Da una parte il corpo della donna, in metamorfosi continua, che si trasforma e si modella per fare spazio alla vita. Dall’altra il corpo dell’uomo, il padre, immutabile, sempre uguale a se stesso, privo di qualsiasi segno che possa immediatamente far dire: “Ecco, un futuro papà!”

Una “mancanza” che ha portato a credere che un uomo non fosse non solo biologicamente ma nemmeno psicologicamente preparato per fare padre. Ma la realtà che riporta la scienza è diversa: come scrive sul New York Times Anna Machin, che studia la paternità umana all’Università di Oxford, è ormai consolidato

Il fatto che, dal momento che i loro corpi non sono passati per i miriadi di cambiamenti biologici della gravidanza, del parto e dell’allattamento al seno, non sono “pronti” biologicamente e psicologicamente per prendersi cura di un bambino. Come risultato, si sentono meno sicuri e mettono in discussione la loro capacità genitoriale: saranno dei “bravi” genitori? Riusciranno a stringere un legame con i loro bambini? Come sapranno cosa fare?

Domande che, secondo Machin, contribuiscono alla costruzione di un’idea fuorviante, secondo cui i padri sono biologicamente “meno preparati” per essere genitori. Una visione parziale, secondo la studiosa:

Gran parte del ruolo di un genitore non è istintivo per nessuno. (Ricordo come sono stati difficili quei primi giorni della mia maternità, imparare cosa significasse il pianto di mio figlio, imparare a cambiare il pannolino velocemente e fare giochi di prestigio per la grande quantità di cose che servivano anche solo per uscire dalla porta). Mentre i cambiamenti biologici a cui vanno incontro i padri non sono ancora pienamente compresi come quelli delle madri, gli scienziati stanno iniziando a scoprire che sia gli uomini che le donne attraversano cambiamenti ormonali e cerebrali.

In sintesi, spiega l’antropologa, “diventare padre è un fenomeno biologico esattamente come diventare madre”. Ma quali sono questi cambiamenti?

Innanzitutto, spiega Machin, ci sono cambiamenti ormonali: i livelli di testosterone negli uomini si abbassano subito prima o subito dopo la nascita del primo figlio. A dirlo è anche uno studio che ha preso in esame 624 uomini single e senza figli analizzandone i livelli di testosterone: 465 di loro sono diventati padri nei 5 anni dello studio, e hanno mostrato un calo dei livelli di testosterone del 34% in media rispetto a coloro che erano rimasti single o comunque non avevano avuto figli.
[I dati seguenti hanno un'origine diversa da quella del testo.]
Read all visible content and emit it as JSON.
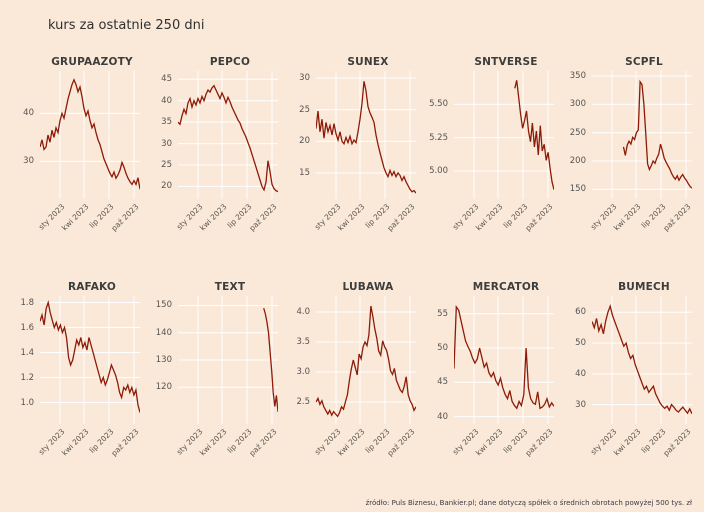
{
  "page": {
    "title": "kurs za ostatnie 250 dni",
    "footer": "źródło: Puls Biznesu, Bankier.pl; dane dotyczą spółek o średnich obrotach powyżej 500 tys. zł",
    "colors": {
      "background": "#FAE9D9",
      "line": "#8E1A08",
      "grid": "#FFFFFF",
      "title_text": "#30302F",
      "axis_text": "#555352"
    }
  },
  "chart_data": [
    {
      "type": "line",
      "title": "GRUPAAZOTY",
      "ylim": [
        23,
        48
      ],
      "yticks": [
        {
          "v": 30,
          "label": "30"
        },
        {
          "v": 40,
          "label": "40"
        }
      ],
      "xticks": [
        {
          "pos": 0.2,
          "label": "sty 2023"
        },
        {
          "pos": 0.44,
          "label": "kwi 2023"
        },
        {
          "pos": 0.69,
          "label": "lip 2023"
        },
        {
          "pos": 0.94,
          "label": "paź 2023"
        }
      ],
      "values": [
        33,
        34.5,
        32.5,
        33,
        35.5,
        34,
        36.5,
        35,
        37,
        36,
        38.5,
        40,
        39,
        41,
        43,
        44.5,
        46,
        47,
        46,
        44.5,
        45.5,
        43.5,
        41,
        39.5,
        40.5,
        38.5,
        37,
        37.8,
        36,
        34.5,
        33.5,
        32,
        30.5,
        29.5,
        28.5,
        27.5,
        26.8,
        27.8,
        26.5,
        27.2,
        28.2,
        29.8,
        28.8,
        27.5,
        26.5,
        25.8,
        25.2,
        26,
        25.2,
        26.6,
        24.2
      ]
    },
    {
      "type": "line",
      "title": "PEPCO",
      "ylim": [
        18,
        46
      ],
      "yticks": [
        {
          "v": 20,
          "label": "20"
        },
        {
          "v": 25,
          "label": "25"
        },
        {
          "v": 30,
          "label": "30"
        },
        {
          "v": 35,
          "label": "35"
        },
        {
          "v": 40,
          "label": "40"
        },
        {
          "v": 45,
          "label": "45"
        }
      ],
      "xticks": [
        {
          "pos": 0.2,
          "label": "sty 2023"
        },
        {
          "pos": 0.44,
          "label": "kwi 2023"
        },
        {
          "pos": 0.69,
          "label": "lip 2023"
        },
        {
          "pos": 0.94,
          "label": "paź 2023"
        }
      ],
      "values": [
        35,
        34.5,
        36.5,
        38,
        37,
        39.5,
        40.5,
        38.5,
        40,
        39,
        40.5,
        39.5,
        41,
        40,
        41.5,
        42.5,
        42,
        43,
        43.5,
        42.5,
        41.5,
        40.5,
        41.8,
        40.8,
        39.5,
        40.8,
        39.8,
        38.5,
        37.5,
        36.5,
        35.5,
        34.8,
        33.5,
        32.5,
        31.5,
        30.2,
        29,
        27.5,
        26,
        24.5,
        23,
        21.5,
        20,
        19.2,
        21,
        26,
        23.5,
        20.5,
        19.5,
        19,
        18.8
      ]
    },
    {
      "type": "line",
      "title": "SUNEX",
      "ylim": [
        11.5,
        30.5
      ],
      "yticks": [
        {
          "v": 15,
          "label": "15"
        },
        {
          "v": 20,
          "label": "20"
        },
        {
          "v": 25,
          "label": "25"
        },
        {
          "v": 30,
          "label": "30"
        }
      ],
      "xticks": [
        {
          "pos": 0.2,
          "label": "sty 2023"
        },
        {
          "pos": 0.44,
          "label": "kwi 2023"
        },
        {
          "pos": 0.69,
          "label": "lip 2023"
        },
        {
          "pos": 0.94,
          "label": "paź 2023"
        }
      ],
      "values": [
        22,
        24.8,
        21.5,
        23.5,
        20.5,
        23,
        21.5,
        22.5,
        21,
        22.8,
        21.2,
        20.2,
        21.5,
        20,
        19.6,
        20.6,
        19.8,
        20.8,
        19.6,
        20.2,
        19.8,
        21.5,
        23.5,
        26,
        29.5,
        28,
        25.5,
        24.5,
        23.8,
        23,
        21,
        19.5,
        18.2,
        17,
        15.8,
        15,
        14.4,
        15.4,
        14.6,
        15.2,
        14.4,
        15,
        14.6,
        13.8,
        14.4,
        13.6,
        13,
        12.4,
        12,
        12.2,
        11.8
      ]
    },
    {
      "type": "line",
      "title": "SNTVERSE",
      "ylim": [
        4.82,
        5.72
      ],
      "yticks": [
        {
          "v": 5.0,
          "label": "5.00"
        },
        {
          "v": 5.25,
          "label": "5.25"
        },
        {
          "v": 5.5,
          "label": "5.50"
        }
      ],
      "xticks": [
        {
          "pos": 0.2,
          "label": "sty 2023"
        },
        {
          "pos": 0.44,
          "label": "kwi 2023"
        },
        {
          "pos": 0.69,
          "label": "lip 2023"
        },
        {
          "pos": 0.94,
          "label": "paź 2023"
        }
      ],
      "values": [
        null,
        null,
        null,
        null,
        null,
        null,
        null,
        null,
        null,
        null,
        null,
        null,
        null,
        null,
        null,
        null,
        null,
        null,
        null,
        null,
        null,
        null,
        null,
        null,
        null,
        null,
        null,
        null,
        null,
        null,
        null,
        5.62,
        5.68,
        5.55,
        5.42,
        5.32,
        5.38,
        5.45,
        5.3,
        5.22,
        5.36,
        5.18,
        5.3,
        5.12,
        5.34,
        5.15,
        5.2,
        5.08,
        5.14,
        5.02,
        4.92,
        4.86
      ]
    },
    {
      "type": "line",
      "title": "SCPFL",
      "ylim": [
        140,
        352
      ],
      "yticks": [
        {
          "v": 150,
          "label": "150"
        },
        {
          "v": 200,
          "label": "200"
        },
        {
          "v": 250,
          "label": "250"
        },
        {
          "v": 300,
          "label": "300"
        },
        {
          "v": 350,
          "label": "350"
        }
      ],
      "xticks": [
        {
          "pos": 0.2,
          "label": "sty 2023"
        },
        {
          "pos": 0.44,
          "label": "kwi 2023"
        },
        {
          "pos": 0.69,
          "label": "lip 2023"
        },
        {
          "pos": 0.94,
          "label": "paź 2023"
        }
      ],
      "values": [
        null,
        null,
        null,
        null,
        null,
        null,
        null,
        null,
        null,
        null,
        null,
        null,
        null,
        null,
        null,
        null,
        null,
        225,
        210,
        228,
        235,
        230,
        242,
        238,
        250,
        255,
        340,
        335,
        300,
        250,
        195,
        185,
        192,
        200,
        196,
        205,
        212,
        230,
        218,
        205,
        198,
        192,
        186,
        178,
        172,
        168,
        174,
        166,
        172,
        176,
        170,
        166,
        160,
        155,
        152
      ]
    },
    {
      "type": "line",
      "title": "RAFAKO",
      "ylim": [
        0.86,
        1.82
      ],
      "yticks": [
        {
          "v": 1.0,
          "label": "1.0"
        },
        {
          "v": 1.2,
          "label": "1.2"
        },
        {
          "v": 1.4,
          "label": "1.4"
        },
        {
          "v": 1.6,
          "label": "1.6"
        },
        {
          "v": 1.8,
          "label": "1.8"
        }
      ],
      "xticks": [
        {
          "pos": 0.2,
          "label": "sty 2023"
        },
        {
          "pos": 0.44,
          "label": "kwi 2023"
        },
        {
          "pos": 0.69,
          "label": "lip 2023"
        },
        {
          "pos": 0.94,
          "label": "paź 2023"
        }
      ],
      "values": [
        1.65,
        1.7,
        1.62,
        1.75,
        1.8,
        1.72,
        1.66,
        1.6,
        1.64,
        1.58,
        1.62,
        1.56,
        1.6,
        1.52,
        1.36,
        1.3,
        1.34,
        1.42,
        1.5,
        1.46,
        1.52,
        1.44,
        1.48,
        1.42,
        1.52,
        1.46,
        1.4,
        1.34,
        1.28,
        1.22,
        1.16,
        1.2,
        1.14,
        1.18,
        1.24,
        1.3,
        1.26,
        1.22,
        1.16,
        1.08,
        1.04,
        1.12,
        1.1,
        1.14,
        1.08,
        1.12,
        1.06,
        1.1,
        0.98,
        0.92
      ]
    },
    {
      "type": "line",
      "title": "TEXT",
      "ylim": [
        108,
        152
      ],
      "yticks": [
        {
          "v": 120,
          "label": "120"
        },
        {
          "v": 130,
          "label": "130"
        },
        {
          "v": 140,
          "label": "140"
        },
        {
          "v": 150,
          "label": "150"
        }
      ],
      "xticks": [
        {
          "pos": 0.2,
          "label": "sty 2023"
        },
        {
          "pos": 0.44,
          "label": "kwi 2023"
        },
        {
          "pos": 0.69,
          "label": "lip 2023"
        },
        {
          "pos": 0.94,
          "label": "paź 2023"
        }
      ],
      "values": [
        null,
        null,
        null,
        null,
        null,
        null,
        null,
        null,
        null,
        null,
        null,
        null,
        null,
        null,
        null,
        null,
        null,
        null,
        null,
        null,
        null,
        null,
        null,
        null,
        null,
        null,
        null,
        null,
        null,
        null,
        null,
        null,
        null,
        null,
        null,
        null,
        null,
        null,
        null,
        null,
        null,
        null,
        null,
        null,
        null,
        null,
        null,
        null,
        null,
        null,
        null,
        null,
        null,
        null,
        149,
        147,
        144,
        140,
        133,
        126,
        118,
        113,
        117,
        111
      ]
    },
    {
      "type": "line",
      "title": "LUBAWA",
      "ylim": [
        2.2,
        4.2
      ],
      "yticks": [
        {
          "v": 2.5,
          "label": "2.5"
        },
        {
          "v": 3.0,
          "label": "3.0"
        },
        {
          "v": 3.5,
          "label": "3.5"
        },
        {
          "v": 4.0,
          "label": "4.0"
        }
      ],
      "xticks": [
        {
          "pos": 0.2,
          "label": "sty 2023"
        },
        {
          "pos": 0.44,
          "label": "kwi 2023"
        },
        {
          "pos": 0.69,
          "label": "lip 2023"
        },
        {
          "pos": 0.94,
          "label": "paź 2023"
        }
      ],
      "values": [
        2.5,
        2.56,
        2.46,
        2.52,
        2.42,
        2.36,
        2.3,
        2.36,
        2.28,
        2.34,
        2.3,
        2.26,
        2.32,
        2.42,
        2.38,
        2.5,
        2.62,
        2.85,
        3.05,
        3.2,
        3.08,
        2.95,
        3.3,
        3.22,
        3.42,
        3.5,
        3.44,
        3.62,
        4.1,
        3.92,
        3.72,
        3.56,
        3.35,
        3.28,
        3.52,
        3.42,
        3.36,
        3.22,
        3.02,
        2.96,
        3.06,
        2.86,
        2.78,
        2.7,
        2.66,
        2.76,
        2.92,
        2.62,
        2.52,
        2.46,
        2.36,
        2.42
      ]
    },
    {
      "type": "line",
      "title": "MERCATOR",
      "ylim": [
        39.5,
        57
      ],
      "yticks": [
        {
          "v": 40,
          "label": "40"
        },
        {
          "v": 45,
          "label": "45"
        },
        {
          "v": 50,
          "label": "50"
        },
        {
          "v": 55,
          "label": "55"
        }
      ],
      "xticks": [
        {
          "pos": 0.2,
          "label": "sty 2023"
        },
        {
          "pos": 0.44,
          "label": "kwi 2023"
        },
        {
          "pos": 0.69,
          "label": "lip 2023"
        },
        {
          "pos": 0.94,
          "label": "paź 2023"
        }
      ],
      "values": [
        47,
        56,
        55.5,
        54,
        52.5,
        51,
        50.2,
        49.5,
        48.5,
        47.8,
        48.4,
        50,
        48.6,
        47.2,
        47.8,
        46.4,
        45.8,
        46.4,
        45.2,
        44.6,
        45.6,
        44.2,
        43.2,
        42.6,
        43.8,
        42.2,
        41.6,
        41.2,
        42.2,
        41.6,
        43.2,
        50,
        44.2,
        42.6,
        42,
        41.8,
        43.6,
        41.2,
        41.4,
        41.8,
        42.6,
        41.4,
        42,
        41.5
      ]
    },
    {
      "type": "line",
      "title": "BUMECH",
      "ylim": [
        25,
        64
      ],
      "yticks": [
        {
          "v": 30,
          "label": "30"
        },
        {
          "v": 40,
          "label": "40"
        },
        {
          "v": 50,
          "label": "50"
        },
        {
          "v": 60,
          "label": "60"
        }
      ],
      "xticks": [
        {
          "pos": 0.2,
          "label": "sty 2023"
        },
        {
          "pos": 0.44,
          "label": "kwi 2023"
        },
        {
          "pos": 0.69,
          "label": "lip 2023"
        },
        {
          "pos": 0.94,
          "label": "paź 2023"
        }
      ],
      "values": [
        57,
        55,
        58,
        54,
        56,
        53,
        57,
        60,
        62,
        59,
        57,
        55,
        53,
        51,
        49,
        50,
        47,
        45,
        46,
        43,
        41,
        39,
        37,
        35,
        36,
        34,
        35,
        36,
        33.5,
        32,
        30.5,
        29.5,
        28.8,
        29.5,
        28.2,
        30,
        29.2,
        28.2,
        27.6,
        28.4,
        29.2,
        28.2,
        27.2,
        28.6,
        27
      ]
    }
  ]
}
Di contro, altri studi hanno evidenziato come, a fronte di una diminuzione del testosterone, aumentino gli ormoni che aiutano a creare un legame, come ossitocina e dopamina, nonostante non sia ancora del tutto chiaro il motivo.

Anche il cervello, poi, subisce delle modifiche, continua Machin: anche nell’uomo si attivano delle specifiche aree che segnalano il cambiamento in atto.

Le aree del cervello che si attivano sia nei padri che nelle madri sono quelle legate all’affetto, all’empatia e alla capacità di reagire al comportamento del bambino: imparare come legare emotivamente con i propri figli, è la conclusione degli studiosi, è una parte fondamentale del percorso che porta un uomo a diventare padre. Per questo il cervello svolge un ruolo di “facilitatore”, prima e dopo la nascita del bambino.

Le aree del cervello che si attivano nelle madri, secondo uno studio del 2012 condotto da un team di neuroscienziati israeliani, sono quelle più vicine al nucleo del cervello, che regolano i processi di accudimento, nutrizione e riconoscimento del pericolo.

Per i padri le parti che si attivano maggiormente sono quelle della superficie esterna del cervello, dove si trovano le funzioni più cognitive come il pensiero, gli obiettivi, la pianificazione e la capacità di risolvere i problemi.

Ecco perché, spiega Anna Machin sul New York Times, secondo gli studiosi il cervello dei padri si è adattato per assicurare che possano legare con i propri figli e possano prendersi cura di loro pur non avendoli fisicamente messi al mondo. Questo significa che sia le madri che i padri sono “preparati” per entrare in sintonia con il bambino.

Ci sono ancora molte domande a cui rispondere nel campo relativamente nuovo della biologia della paternità, conclude Anna Manchin: “Dopo 10 anni di studi abbiamo bisogno di replicare le nostre scoperte su gruppi più numerosi ed eterogenei. Ma se potessi, direi ai neopapà che l’evoluzione li ha preparati a diventare genitori proprio come ha preparato le madri”.